Un'altra ONG che ha preso posizione nella bufera politica è l'Helsinki Committee macedone. Hanno pubblicato un cauto comunicato stampa in disaccordo con le azioni del governo, ma osservando con attenzione di non apparire come aderenti ad alcun partito. "la decentralizzazione dovrebbe partire e finire con un'attiva partecipazione dei cittadini... le autorità competenti dovrebbero prendere in considerazione gli interessi opposti dei cittadini e riesaminare ancora una volta i criteri per le definizioni territoriali".

Infine, alcune delle ONG più diffuse in Macedonia per diversi intenti di azione e affiliazioni culturali si sono schierati dietro un comune comunicato stampa, invocando la fine della polarizzazione etnica e politica sulla organizzazione territoriale del Paese.
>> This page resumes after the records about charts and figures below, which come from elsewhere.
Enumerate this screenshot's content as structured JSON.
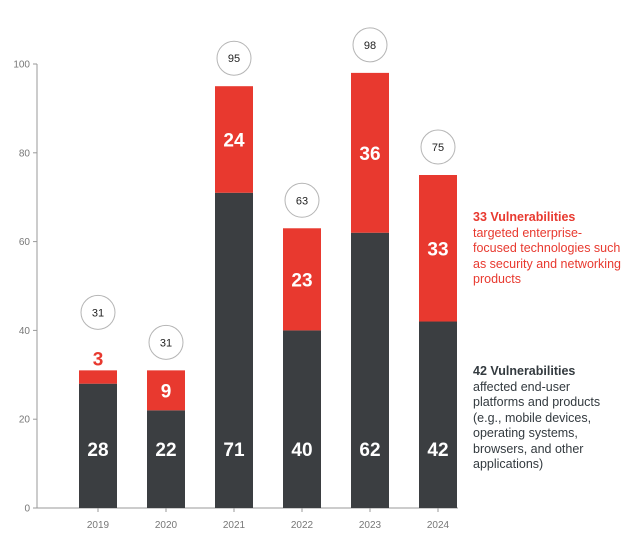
{
  "chart_data": {
    "type": "bar",
    "stacked": true,
    "categories": [
      "2019",
      "2020",
      "2021",
      "2022",
      "2023",
      "2024"
    ],
    "series": [
      {
        "values": [
          28,
          22,
          71,
          40,
          62,
          42
        ],
        "color": "#3b3e41"
      },
      {
        "values": [
          3,
          9,
          24,
          23,
          36,
          33
        ],
        "color": "#e8392f"
      }
    ],
    "totals": [
      31,
      31,
      95,
      63,
      98,
      75
    ],
    "ylim": [
      0,
      100
    ],
    "yticks": [
      0,
      20,
      40,
      60,
      80,
      100
    ],
    "grid": false,
    "annotations": {
      "enterprise": {
        "headline": "33 Vulnerabilities",
        "text": "targeted enterprise-focused technologies such as security and networking products",
        "color": "#e8392f"
      },
      "enduser": {
        "headline": "42 Vulnerabilities",
        "text": "affected end-user platforms and products (e.g., mobile devices, operating systems, browsers, and other applications)",
        "color": "#333a3f"
      }
    }
  }
}
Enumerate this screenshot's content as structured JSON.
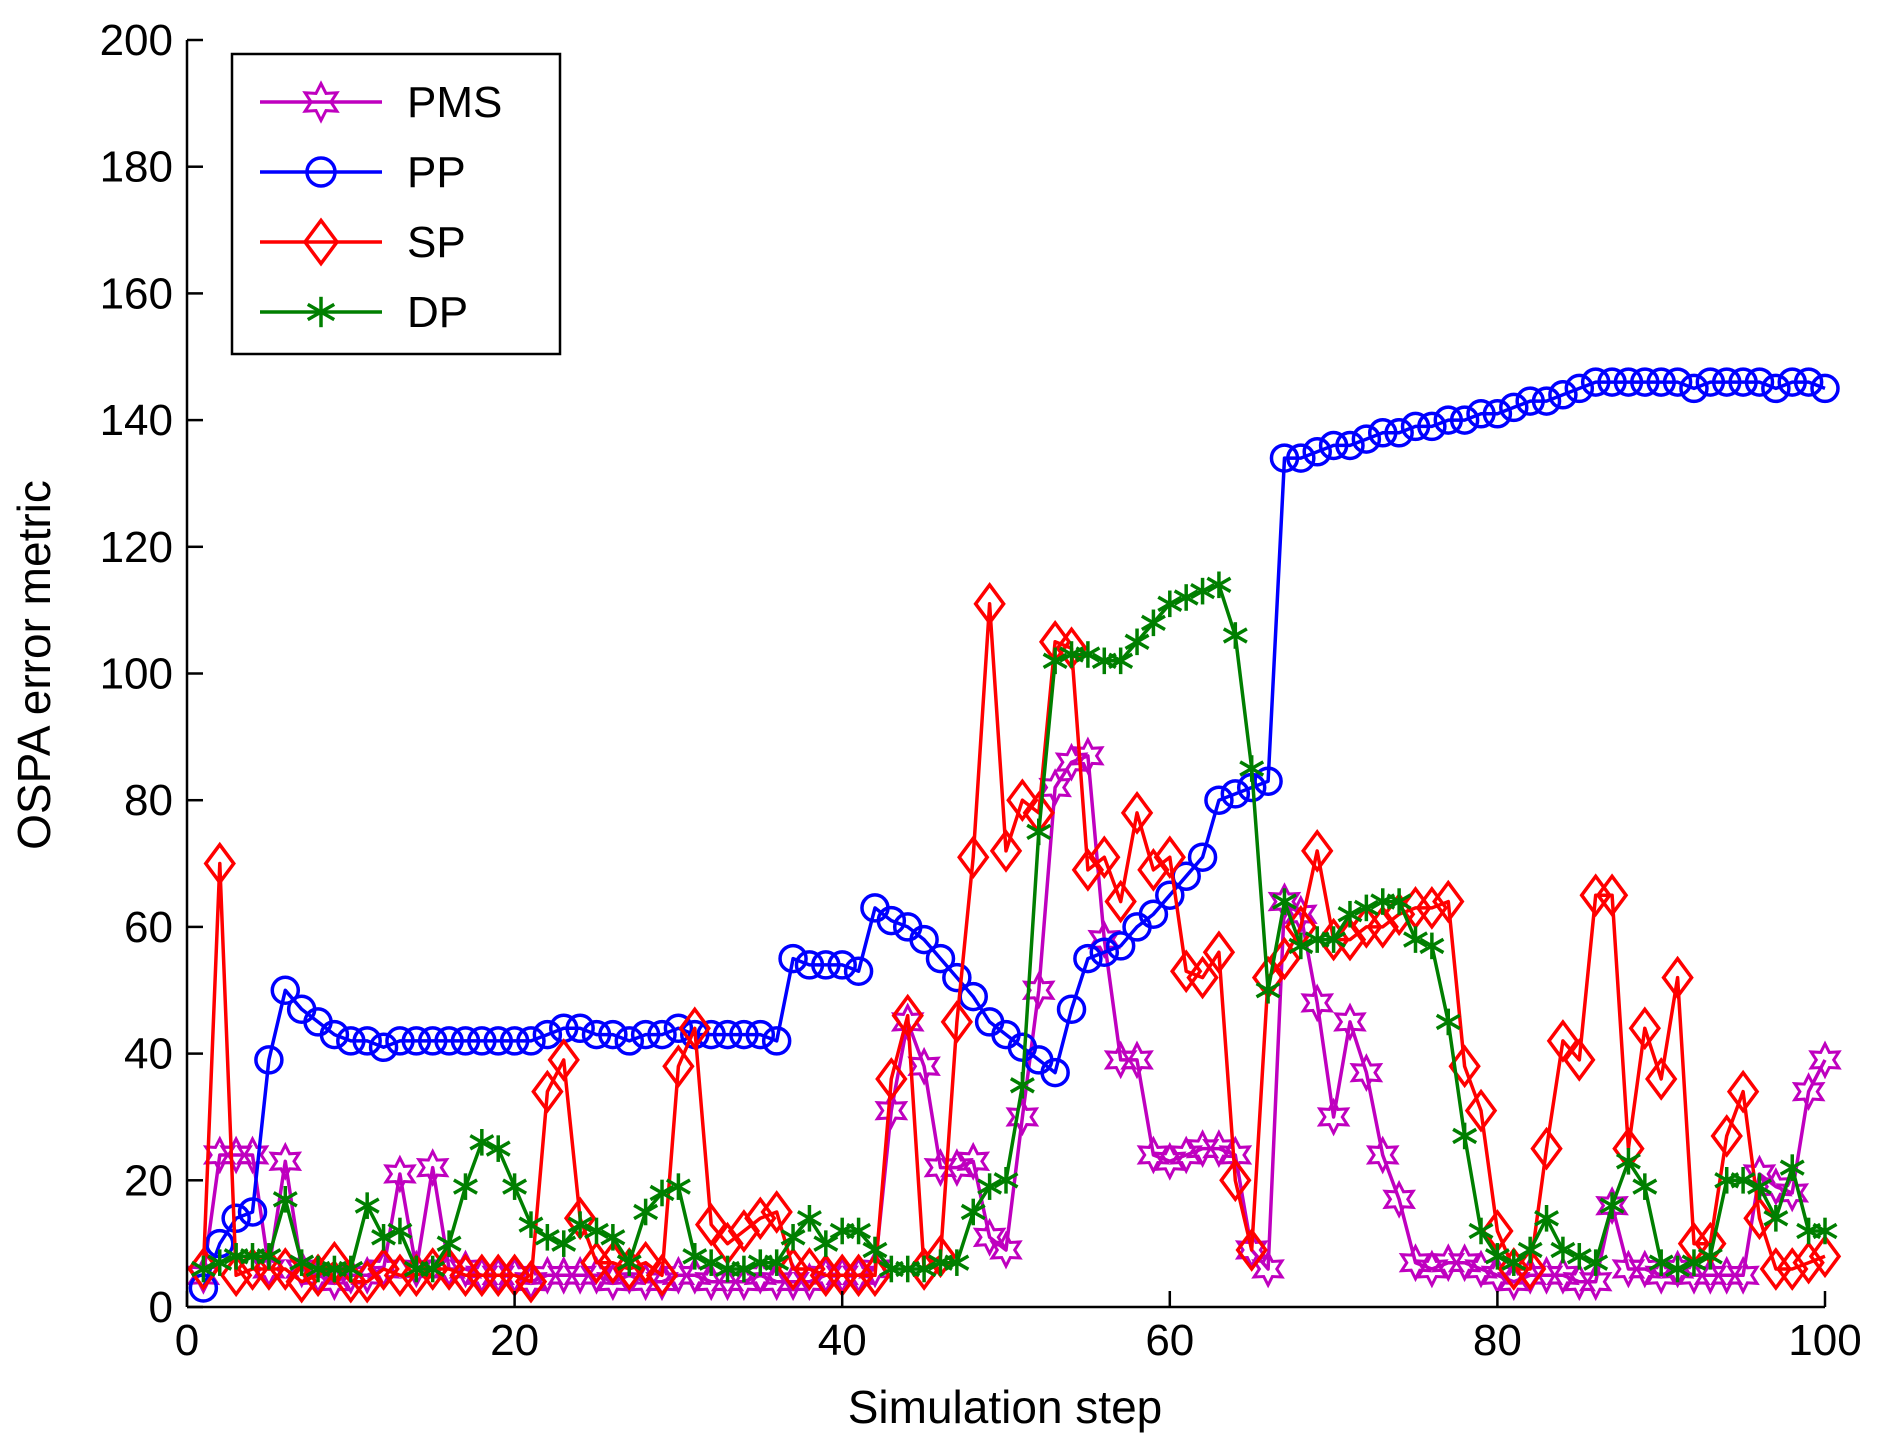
{
  "chart_data": {
    "type": "line",
    "title": "",
    "xlabel": "Simulation step",
    "ylabel": "OSPA error metric",
    "xlim": [
      0,
      100
    ],
    "ylim": [
      0,
      200
    ],
    "xticks": [
      0,
      20,
      40,
      60,
      80,
      100
    ],
    "yticks": [
      0,
      20,
      40,
      60,
      80,
      100,
      120,
      140,
      160,
      180,
      200
    ],
    "grid": false,
    "legend_position": "top-left",
    "series": [
      {
        "name": "PMS",
        "color": "#bf00bf",
        "marker": "hexagram",
        "x": [
          1,
          2,
          3,
          4,
          5,
          6,
          7,
          8,
          9,
          10,
          11,
          12,
          13,
          14,
          15,
          16,
          17,
          18,
          19,
          20,
          21,
          22,
          23,
          24,
          25,
          26,
          27,
          28,
          29,
          30,
          31,
          32,
          33,
          34,
          35,
          36,
          37,
          38,
          39,
          40,
          41,
          42,
          43,
          44,
          45,
          46,
          47,
          48,
          49,
          50,
          51,
          52,
          53,
          54,
          55,
          56,
          57,
          58,
          59,
          60,
          61,
          62,
          63,
          64,
          65,
          66,
          67,
          68,
          69,
          70,
          71,
          72,
          73,
          74,
          75,
          76,
          77,
          78,
          79,
          80,
          81,
          82,
          83,
          84,
          85,
          86,
          87,
          88,
          89,
          90,
          91,
          92,
          93,
          94,
          95,
          96,
          97,
          98,
          99,
          100
        ],
        "values": [
          5,
          24,
          24,
          24,
          6,
          23,
          6,
          5,
          4,
          5,
          5,
          6,
          21,
          6,
          22,
          6,
          6,
          5,
          5,
          5,
          4,
          5,
          5,
          5,
          5,
          4,
          5,
          4,
          4,
          5,
          5,
          4,
          4,
          4,
          5,
          4,
          4,
          4,
          5,
          5,
          5,
          6,
          31,
          45,
          38,
          22,
          22,
          23,
          11,
          9,
          30,
          50,
          82,
          86,
          87,
          58,
          39,
          39,
          24,
          23,
          24,
          25,
          25,
          24,
          9,
          6,
          64,
          62,
          48,
          30,
          45,
          37,
          24,
          17,
          7,
          6,
          7,
          7,
          6,
          5,
          4,
          5,
          5,
          5,
          4,
          4,
          16,
          6,
          6,
          5,
          6,
          5,
          5,
          5,
          5,
          21,
          19,
          18,
          34,
          39
        ]
      },
      {
        "name": "PP",
        "color": "#0000ff",
        "marker": "circle",
        "x": [
          1,
          2,
          3,
          4,
          5,
          6,
          7,
          8,
          9,
          10,
          11,
          12,
          13,
          14,
          15,
          16,
          17,
          18,
          19,
          20,
          21,
          22,
          23,
          24,
          25,
          26,
          27,
          28,
          29,
          30,
          31,
          32,
          33,
          34,
          35,
          36,
          37,
          38,
          39,
          40,
          41,
          42,
          43,
          44,
          45,
          46,
          47,
          48,
          49,
          50,
          51,
          52,
          53,
          54,
          55,
          56,
          57,
          58,
          59,
          60,
          61,
          62,
          63,
          64,
          65,
          66,
          67,
          68,
          69,
          70,
          71,
          72,
          73,
          74,
          75,
          76,
          77,
          78,
          79,
          80,
          81,
          82,
          83,
          84,
          85,
          86,
          87,
          88,
          89,
          90,
          91,
          92,
          93,
          94,
          95,
          96,
          97,
          98,
          99,
          100
        ],
        "values": [
          3,
          10,
          14,
          15,
          39,
          50,
          47,
          45,
          43,
          42,
          42,
          41,
          42,
          42,
          42,
          42,
          42,
          42,
          42,
          42,
          42,
          43,
          44,
          44,
          43,
          43,
          42,
          43,
          43,
          44,
          43,
          43,
          43,
          43,
          43,
          42,
          55,
          54,
          54,
          54,
          53,
          63,
          61,
          60,
          58,
          55,
          52,
          49,
          45,
          43,
          41,
          39,
          37,
          47,
          55,
          56,
          57,
          60,
          62,
          65,
          68,
          71,
          80,
          81,
          82,
          83,
          134,
          134,
          135,
          136,
          136,
          137,
          138,
          138,
          139,
          139,
          140,
          140,
          141,
          141,
          142,
          143,
          143,
          144,
          145,
          146,
          146,
          146,
          146,
          146,
          146,
          145,
          146,
          146,
          146,
          146,
          145,
          146,
          146,
          145
        ]
      },
      {
        "name": "SP",
        "color": "#ff0000",
        "marker": "diamond",
        "x": [
          1,
          2,
          3,
          4,
          5,
          6,
          7,
          8,
          9,
          10,
          11,
          12,
          13,
          14,
          15,
          16,
          17,
          18,
          19,
          20,
          21,
          22,
          23,
          24,
          25,
          26,
          27,
          28,
          29,
          30,
          31,
          32,
          33,
          34,
          35,
          36,
          37,
          38,
          39,
          40,
          41,
          42,
          43,
          44,
          45,
          46,
          47,
          48,
          49,
          50,
          51,
          52,
          53,
          54,
          55,
          56,
          57,
          58,
          59,
          60,
          61,
          62,
          63,
          64,
          65,
          66,
          67,
          68,
          69,
          70,
          71,
          72,
          73,
          74,
          75,
          76,
          77,
          78,
          79,
          80,
          81,
          82,
          83,
          84,
          85,
          86,
          87,
          88,
          89,
          90,
          91,
          92,
          93,
          94,
          95,
          96,
          97,
          98,
          99,
          100
        ],
        "values": [
          6,
          70,
          5,
          6,
          6,
          6,
          4,
          5,
          7,
          4,
          4,
          6,
          5,
          5,
          6,
          6,
          5,
          5,
          5,
          5,
          4,
          34,
          39,
          14,
          7,
          7,
          6,
          7,
          5,
          38,
          44,
          13,
          10,
          12,
          14,
          15,
          6,
          6,
          5,
          5,
          5,
          5,
          36,
          46,
          6,
          8,
          45,
          71,
          111,
          72,
          80,
          78,
          105,
          104,
          69,
          71,
          64,
          78,
          69,
          71,
          53,
          52,
          56,
          20,
          9,
          52,
          55,
          60,
          72,
          58,
          58,
          60,
          60,
          62,
          63,
          63,
          64,
          38,
          31,
          12,
          6,
          6,
          25,
          42,
          39,
          65,
          65,
          25,
          44,
          36,
          52,
          10,
          10,
          27,
          34,
          14,
          6,
          6,
          7,
          8
        ]
      },
      {
        "name": "DP",
        "color": "#007f00",
        "marker": "asterisk",
        "x": [
          1,
          2,
          3,
          4,
          5,
          6,
          7,
          8,
          9,
          10,
          11,
          12,
          13,
          14,
          15,
          16,
          17,
          18,
          19,
          20,
          21,
          22,
          23,
          24,
          25,
          26,
          27,
          28,
          29,
          30,
          31,
          32,
          33,
          34,
          35,
          36,
          37,
          38,
          39,
          40,
          41,
          42,
          43,
          44,
          45,
          46,
          47,
          48,
          49,
          50,
          51,
          52,
          53,
          54,
          55,
          56,
          57,
          58,
          59,
          60,
          61,
          62,
          63,
          64,
          65,
          66,
          67,
          68,
          69,
          70,
          71,
          72,
          73,
          74,
          75,
          76,
          77,
          78,
          79,
          80,
          81,
          82,
          83,
          84,
          85,
          86,
          87,
          88,
          89,
          90,
          91,
          92,
          93,
          94,
          95,
          96,
          97,
          98,
          99,
          100
        ],
        "values": [
          6,
          7,
          8,
          8,
          8,
          17,
          7,
          6,
          6,
          6,
          16,
          11,
          12,
          6,
          6,
          10,
          19,
          26,
          25,
          19,
          13,
          11,
          10,
          13,
          12,
          11,
          7,
          15,
          18,
          19,
          8,
          7,
          6,
          6,
          7,
          7,
          11,
          14,
          10,
          12,
          12,
          9,
          6,
          6,
          6,
          7,
          7,
          15,
          19,
          20,
          35,
          75,
          102,
          103,
          103,
          102,
          102,
          105,
          108,
          111,
          112,
          113,
          114,
          106,
          85,
          50,
          64,
          57,
          58,
          58,
          62,
          63,
          64,
          64,
          58,
          57,
          45,
          27,
          12,
          8,
          7,
          9,
          14,
          9,
          8,
          7,
          16,
          23,
          19,
          7,
          6,
          7,
          8,
          20,
          20,
          19,
          14,
          22,
          12,
          12
        ]
      }
    ]
  }
}
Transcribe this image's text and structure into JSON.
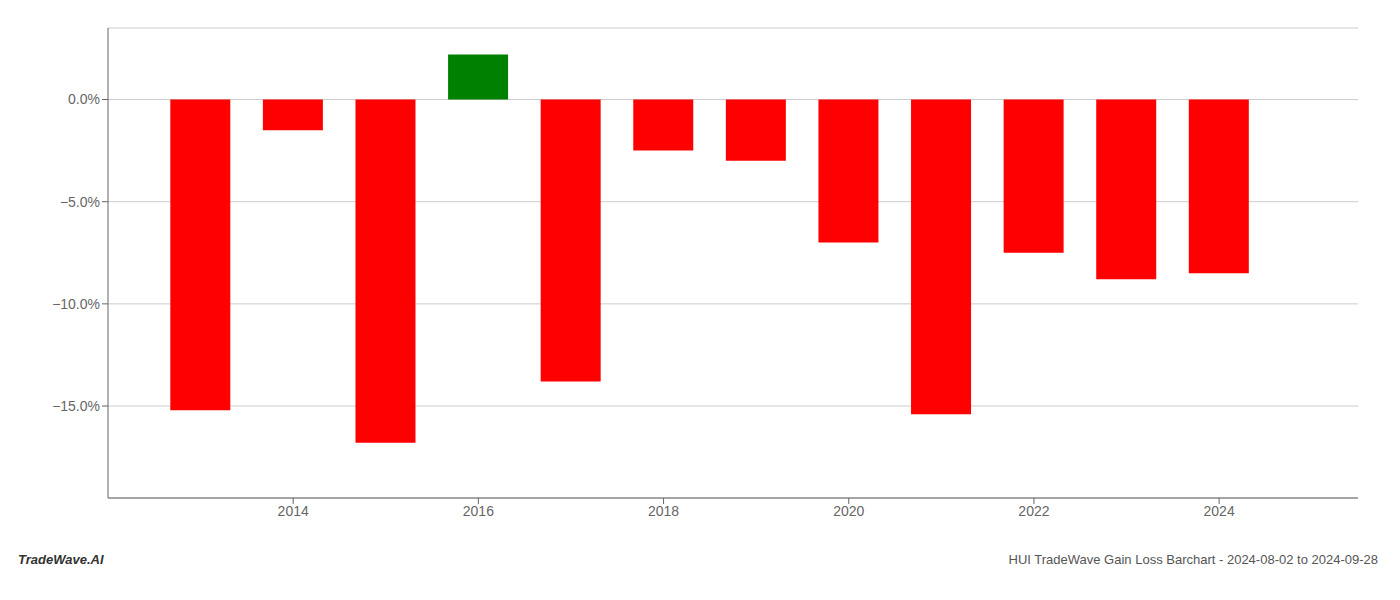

Il Macedonian Centre for International Cooperation, la First Children's Embassy (Prima ambasciata dei bambini) - Medjashi, l'Open Society Institute, ADI, e molte altre ONG hanno firmato la dichiarazione che sostiene sia l'uso delle lingue di minoranza che il processo di decentralizzazione, ma allo stesso tempo critica l'inadeguatezza degli sforzi del governo per raggiungere ciò, definendoli non trasparenti e insensibili all'opinione pubblica.

Se la peggiore crisi politica dal conflitto armato dovesse continuare, è necessaria mantenere una certa prudenza per superare una situazione che aggrava la divisione etnica. Alcune delle ONG macedoni hanno mostrato di averne molta. Molte di loro sono motivate e meglio organizzate, per poter esporre a voce calma le loro ragioni e per evitare una nuova ondata di isteria pubblica che potrebbe condurci ancora una volta nella spirale della follia nazionalista.